The complex method is complex only in that it requires the IT team to incorporate the StrongSalt API into the way they process data. “Our system works with an encrypted index,” explained Yu. “When we search on this, based on its mathematical properties, we can search without needing to decrypt it. The structuring of the index allows direct processing on the encrypted data.”
Key management is an important and sometimes difficult part of encryption. StrongSalt provides two options. In some cases, the customer wishes to keep full control of its own keys. “But we can make it easier,” said Yu. “We can help the user rotate the keys, make backups of the keys (all encrypted so we never see them), and we do this through the API. So, the customer controls the keys, but we help with that control.”
The second option is to offload key management to StrongSalt. “We encrypt the keys and keep them fragmented. The master key is protected by hardware. From the master key we generate other keys, the sub-master keys, and from them we generate the encryption keys. This allows multiple layers of encryption for the keys, each of which can be stored separately.” This is all hidden from the customer, who doesn’t need get involved.
The StrongSalt API is storage agnostic, and will work with any storage already specified by the app. So, if a customer uses and wishes to continue using Box, or AWS or Azure, it can do so. However, “in some cases,” continued Yu, “the customer chooses to use our own storage back-end.” This comprises storage within multiple cloud providers.
“In these cases,” he said, “we use blockchain to chop the data into many different pieces and then use an algorithm to disperse it around different cloud systems. Blockchain is used to keep track of all the different pieces so that the files can be reconstructed when needed.”

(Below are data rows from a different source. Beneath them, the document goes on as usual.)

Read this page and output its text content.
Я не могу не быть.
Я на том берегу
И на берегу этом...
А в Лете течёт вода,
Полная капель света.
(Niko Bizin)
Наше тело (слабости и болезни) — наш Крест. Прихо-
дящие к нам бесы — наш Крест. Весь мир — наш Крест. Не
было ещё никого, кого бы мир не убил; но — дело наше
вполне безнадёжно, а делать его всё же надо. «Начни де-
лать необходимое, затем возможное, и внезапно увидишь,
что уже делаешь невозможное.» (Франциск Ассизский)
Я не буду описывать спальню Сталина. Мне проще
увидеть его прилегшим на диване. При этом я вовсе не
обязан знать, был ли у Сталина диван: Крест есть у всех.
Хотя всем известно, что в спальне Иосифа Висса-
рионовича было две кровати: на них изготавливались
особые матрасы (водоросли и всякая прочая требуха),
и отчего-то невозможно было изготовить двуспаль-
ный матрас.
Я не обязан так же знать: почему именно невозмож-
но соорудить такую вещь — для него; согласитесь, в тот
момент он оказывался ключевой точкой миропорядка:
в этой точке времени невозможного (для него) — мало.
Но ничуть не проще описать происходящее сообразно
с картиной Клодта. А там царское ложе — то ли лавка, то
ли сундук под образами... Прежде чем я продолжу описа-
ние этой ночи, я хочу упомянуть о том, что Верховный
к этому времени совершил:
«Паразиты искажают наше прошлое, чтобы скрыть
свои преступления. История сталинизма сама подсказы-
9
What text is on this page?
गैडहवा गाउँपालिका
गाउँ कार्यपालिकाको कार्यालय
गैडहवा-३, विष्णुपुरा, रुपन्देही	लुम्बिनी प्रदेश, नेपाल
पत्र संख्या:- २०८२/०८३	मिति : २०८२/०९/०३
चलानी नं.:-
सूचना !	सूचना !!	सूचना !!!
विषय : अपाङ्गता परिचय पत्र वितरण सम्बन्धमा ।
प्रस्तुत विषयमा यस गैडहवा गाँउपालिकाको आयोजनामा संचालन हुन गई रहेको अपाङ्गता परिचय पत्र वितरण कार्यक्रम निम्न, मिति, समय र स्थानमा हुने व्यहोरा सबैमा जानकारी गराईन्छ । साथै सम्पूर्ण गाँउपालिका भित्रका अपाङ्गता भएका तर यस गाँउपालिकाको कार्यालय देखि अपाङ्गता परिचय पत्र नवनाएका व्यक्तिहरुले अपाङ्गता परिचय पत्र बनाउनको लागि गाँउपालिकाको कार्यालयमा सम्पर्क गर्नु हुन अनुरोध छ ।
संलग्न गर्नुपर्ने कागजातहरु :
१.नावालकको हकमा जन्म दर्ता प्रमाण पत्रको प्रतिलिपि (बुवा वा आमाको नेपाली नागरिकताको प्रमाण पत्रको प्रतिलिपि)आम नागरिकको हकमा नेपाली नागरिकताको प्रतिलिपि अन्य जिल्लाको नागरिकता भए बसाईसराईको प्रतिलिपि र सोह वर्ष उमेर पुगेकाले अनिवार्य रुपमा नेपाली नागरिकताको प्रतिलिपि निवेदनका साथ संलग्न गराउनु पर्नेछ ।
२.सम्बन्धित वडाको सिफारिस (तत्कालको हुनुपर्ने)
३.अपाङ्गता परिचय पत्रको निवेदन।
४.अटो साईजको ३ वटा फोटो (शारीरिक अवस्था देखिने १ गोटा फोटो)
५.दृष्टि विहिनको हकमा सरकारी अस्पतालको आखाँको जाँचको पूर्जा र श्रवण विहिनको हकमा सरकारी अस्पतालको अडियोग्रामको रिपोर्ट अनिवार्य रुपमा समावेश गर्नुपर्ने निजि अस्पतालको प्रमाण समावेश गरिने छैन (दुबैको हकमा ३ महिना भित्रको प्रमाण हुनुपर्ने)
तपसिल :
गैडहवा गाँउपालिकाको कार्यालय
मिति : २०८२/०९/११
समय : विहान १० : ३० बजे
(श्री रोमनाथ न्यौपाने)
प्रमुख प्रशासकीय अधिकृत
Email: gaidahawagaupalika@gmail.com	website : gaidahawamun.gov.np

Blockchain is also used to keep audit records, where data sharing, opening, creating, deleting and moving are recorded. “We can verify and audit all such actions in an immutable blockchain journal.”
But seeing is believing, and Yu understands this. For hands-on demonstration purposes, he has created a StrongSalt stand-alone app for Android and iOS. Called StrongVault, this is available free of charge from the official stores. Not only is it free of cost, it is free of all other encumbrances. Users do not need to register or provide any personal information. Encrypted data goes straight into the StrongSalt storage back end, and since StrongSalt has neither user details nor encryption keys, it knows nothing about the user nor the data. While this was developed as a demonstration of the StrongSalt Privacy API for enterprises, it is effectively also a gift to consumers who might want searchable encryption for cloud-stored sensitive data from their phones and tablets.